Feeling old, fellahs? Well-aware that the disgusting attributes of middle age are setting in, and vowing to do something about it? Consider Radhakant Bajpai, whose ear hair grew to an astounding length of almost six inches! Did Mr. Bajpai panic and risk inner ear damage by plucking or waxing or lasering? He most certainly did not. Comfortable with himself, he groomed his ear hair into elegant curls. You could do the same. Back hair, too!
For you ladies, be inspired by Vivian Wheeler of Wood River, Illinois. While most women would panic if their beard reached, say, three inches, Ms. Wheeler allowed hers to grow to an astounding 11 inches! You go girl! For those of you wondering how having such a long beard affected her love life...well, all I can say is that Ms.
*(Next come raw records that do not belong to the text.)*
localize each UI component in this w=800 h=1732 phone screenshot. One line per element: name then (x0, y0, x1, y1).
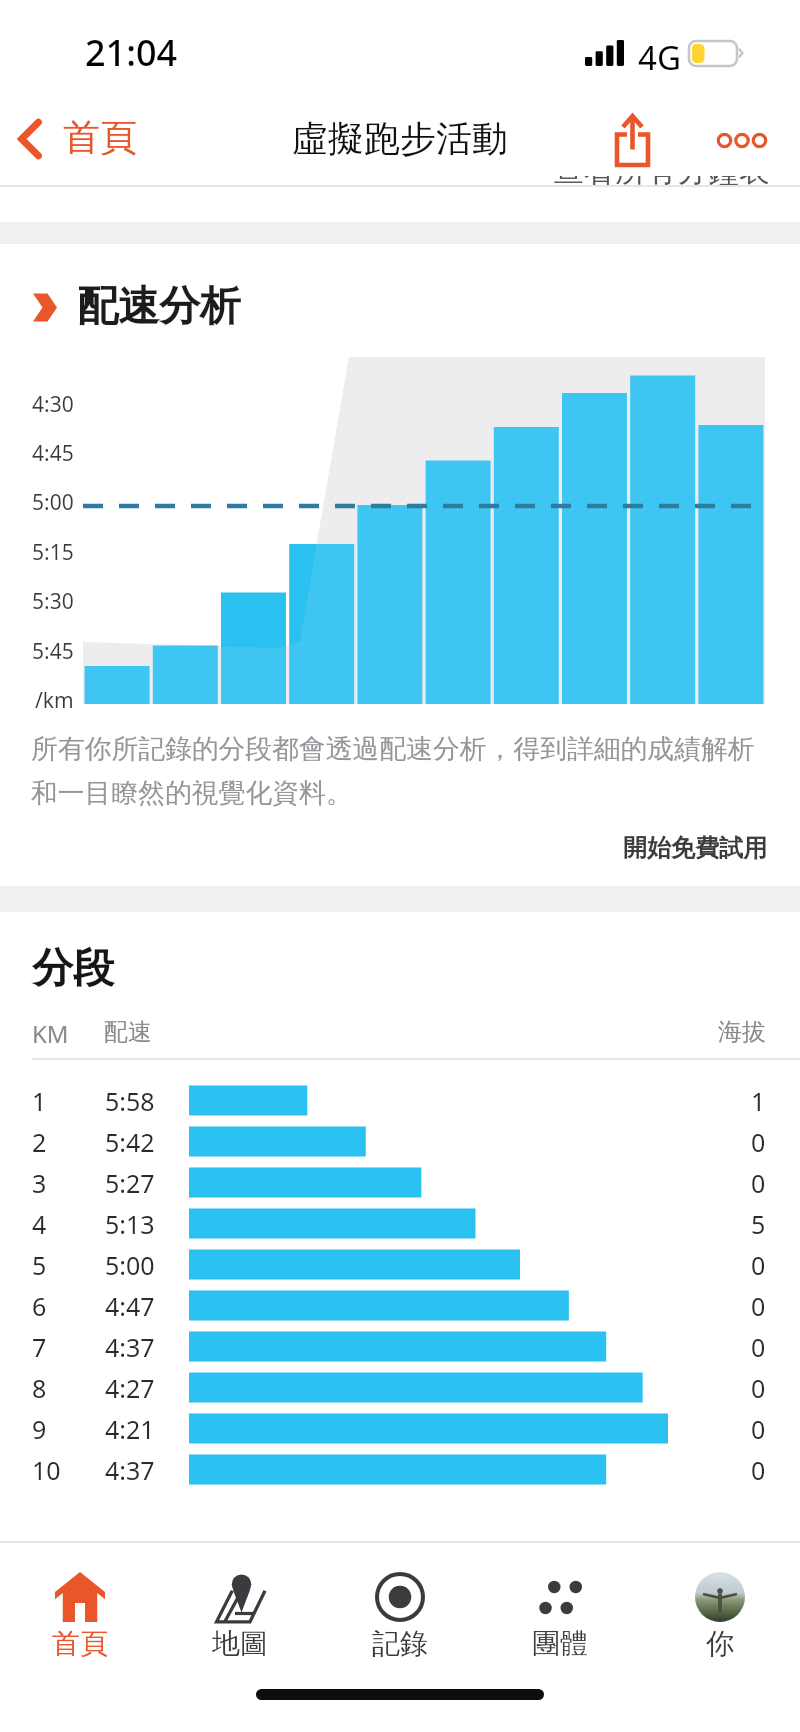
button[interactable]: 首頁 (6, 115, 149, 162)
button[interactable]: 配速分析 (32, 281, 241, 333)
staticText: 5:27 (105, 1166, 155, 1200)
staticText: 5:00 (32, 488, 74, 517)
staticText: 7 (32, 1330, 47, 1364)
staticText: 5:42 (105, 1125, 155, 1159)
staticText: 5:00 (105, 1248, 155, 1282)
button[interactable]: 首頁 (0, 1543, 160, 1667)
button[interactable]: More options (706, 112, 778, 170)
button[interactable]: 7 (0, 1326, 800, 1367)
staticText: 6 (32, 1289, 47, 1323)
staticText: 5:13 (105, 1207, 155, 1241)
button[interactable]: 團體 (480, 1543, 640, 1667)
staticText: 4:47 (105, 1289, 155, 1323)
staticText: 海拔 (718, 1017, 766, 1047)
staticText: 0 (751, 1248, 766, 1282)
staticText: 配速 (104, 1017, 152, 1047)
staticText: 地圖 (212, 1626, 268, 1661)
staticText: 配速分析 (77, 281, 241, 333)
staticText: 5:45 (32, 637, 74, 666)
staticText: 21:04 (85, 28, 178, 77)
button[interactable]: 10 (0, 1449, 800, 1490)
staticText: KM (32, 1017, 69, 1050)
button[interactable]: 3 (0, 1162, 800, 1203)
staticText: 首頁 (63, 114, 137, 161)
staticText: 4:30 (32, 390, 74, 419)
staticText: 4:37 (105, 1453, 155, 1487)
staticText: 2 (32, 1125, 47, 1159)
staticText: 4:37 (105, 1330, 155, 1364)
staticText: 9 (32, 1412, 47, 1446)
button[interactable]: 開始免費試用 (623, 833, 800, 863)
button[interactable]: 記錄 (320, 1543, 480, 1667)
staticText: 查看所有分鐘表 (553, 151, 770, 190)
staticText: 0 (751, 1289, 766, 1323)
staticText: 0 (751, 1125, 766, 1159)
button[interactable]: 2 (0, 1121, 800, 1162)
staticText: 0 (751, 1330, 766, 1364)
staticText: 4G (638, 35, 681, 80)
button[interactable]: 9 (0, 1408, 800, 1449)
staticText: 虛擬跑步活動 (292, 116, 508, 161)
staticText: 4:21 (105, 1412, 155, 1446)
button[interactable]: 6 (0, 1285, 800, 1326)
staticText: 0 (751, 1371, 766, 1405)
staticText: 10 (32, 1453, 61, 1487)
staticText: 5:15 (32, 538, 74, 567)
staticText: 5 (32, 1248, 47, 1282)
staticText: 所有你所記錄的分段都會透過配速分析，得到詳細的成績解析 和一目瞭然的視覺化資料。 (31, 732, 755, 810)
staticText: 分段 (32, 943, 114, 995)
button[interactable]: 4 (0, 1203, 800, 1244)
staticText: 你 (706, 1626, 734, 1661)
button[interactable]: 地圖 (160, 1543, 320, 1667)
staticText: 開始免費試用 (623, 833, 767, 863)
staticText: 首頁 (52, 1626, 108, 1661)
button[interactable]: Share (605, 102, 661, 180)
button[interactable]: 5 (0, 1244, 800, 1285)
staticText: 3 (32, 1166, 47, 1200)
staticText: 4:45 (32, 439, 74, 468)
staticText: 8 (32, 1371, 47, 1405)
staticText: /km (35, 686, 74, 715)
staticText: 5 (751, 1207, 766, 1241)
staticText: 0 (751, 1453, 766, 1487)
staticText: 4:27 (105, 1371, 155, 1405)
staticText: 1 (751, 1084, 766, 1118)
staticText: 1 (32, 1084, 47, 1118)
staticText: 5:58 (105, 1084, 155, 1118)
staticText: 團體 (532, 1626, 588, 1661)
staticText: 4 (32, 1207, 47, 1241)
staticText: 記錄 (372, 1626, 428, 1661)
staticText: 5:30 (32, 587, 74, 616)
staticText: 0 (751, 1166, 766, 1200)
button[interactable]: 1 (0, 1080, 800, 1121)
button[interactable]: 你 (640, 1543, 800, 1667)
staticText: 0 (751, 1412, 766, 1446)
button[interactable]: 8 (0, 1367, 800, 1408)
Wheeler has a daughter in Bakersfield, so she must be doing something right! And at least once!
Hal Holbrook as Mark Twain said, "Quitting smoking isn't hard. I've done it a thousand times." Well, haven't we all! Thinking about taking another whack at it this year? Here's a chart for you: Japan, with the longest life expectancy in the world, is also the second-heaviest smoker! That's right! So if you're considering quitting smoking, maybe you ought to adopt the Japanese lifestyle instead. Start eating fish and working 80 hours a week and living in paper houses! Well, if you're going to smoke, maybe the paper house isn't the way to go, but you get my drift. And since Japanese women live longer than Japanese men, you might want to consider being a Japanese woman. Start bowing and being deferential to men, and -- when hubby shows up at two in the morning after six hours of power-drinking and geisha indulgence with business associates -- don't show your irritation. You just might live forever. Or, at least, it'll seem like it!
If your life is anything like life chez Ambivalent, your New Year's Eve resolution is to spruce things up a bit around the house. You know: Dust more than twice a year in the living room and no more malt liquor bottles under the kids' beds.
Well, maybe we'll get around to that next year after reading about Joyce Curry of Sacramento, California. Ms. Curry, a single mom who by all outward appearances seemed to be keeping things pretty well together, fell somewhat short of Housekeeper of the Year honors and was evicted from her birghtly painted home. Here's what KXTV News 10's website had to say:
Josh Pino, Principal Building Inspector for the City of Sacramento, said it was immediately clear the house was unfit for human habitation. "To take a shower or a bath, they have to do the valves with a pair of pliers," he said. "The place is strewn with debris all over the house including up against the water heater. There's open electrical wiring."
The house also had a decided funk owing to the leaky roof and California's unusual rains of the last year. But that's as much the weather's fault as it is anything.
Bad news for Ms. Curry and the kids, who have to find a new place to live while armed with a not-exectly-stellar reference from the previous landlord, but good news for you! Because here's the moral of the story: However bad you are, there's someone worse. So: Relax!
This year, resolve to spend the next year noticing the ways in which you need to change. Make a note to yourself to think about changing again next year, when you're surely going to much, much worse than you are now. And next year? Who knows!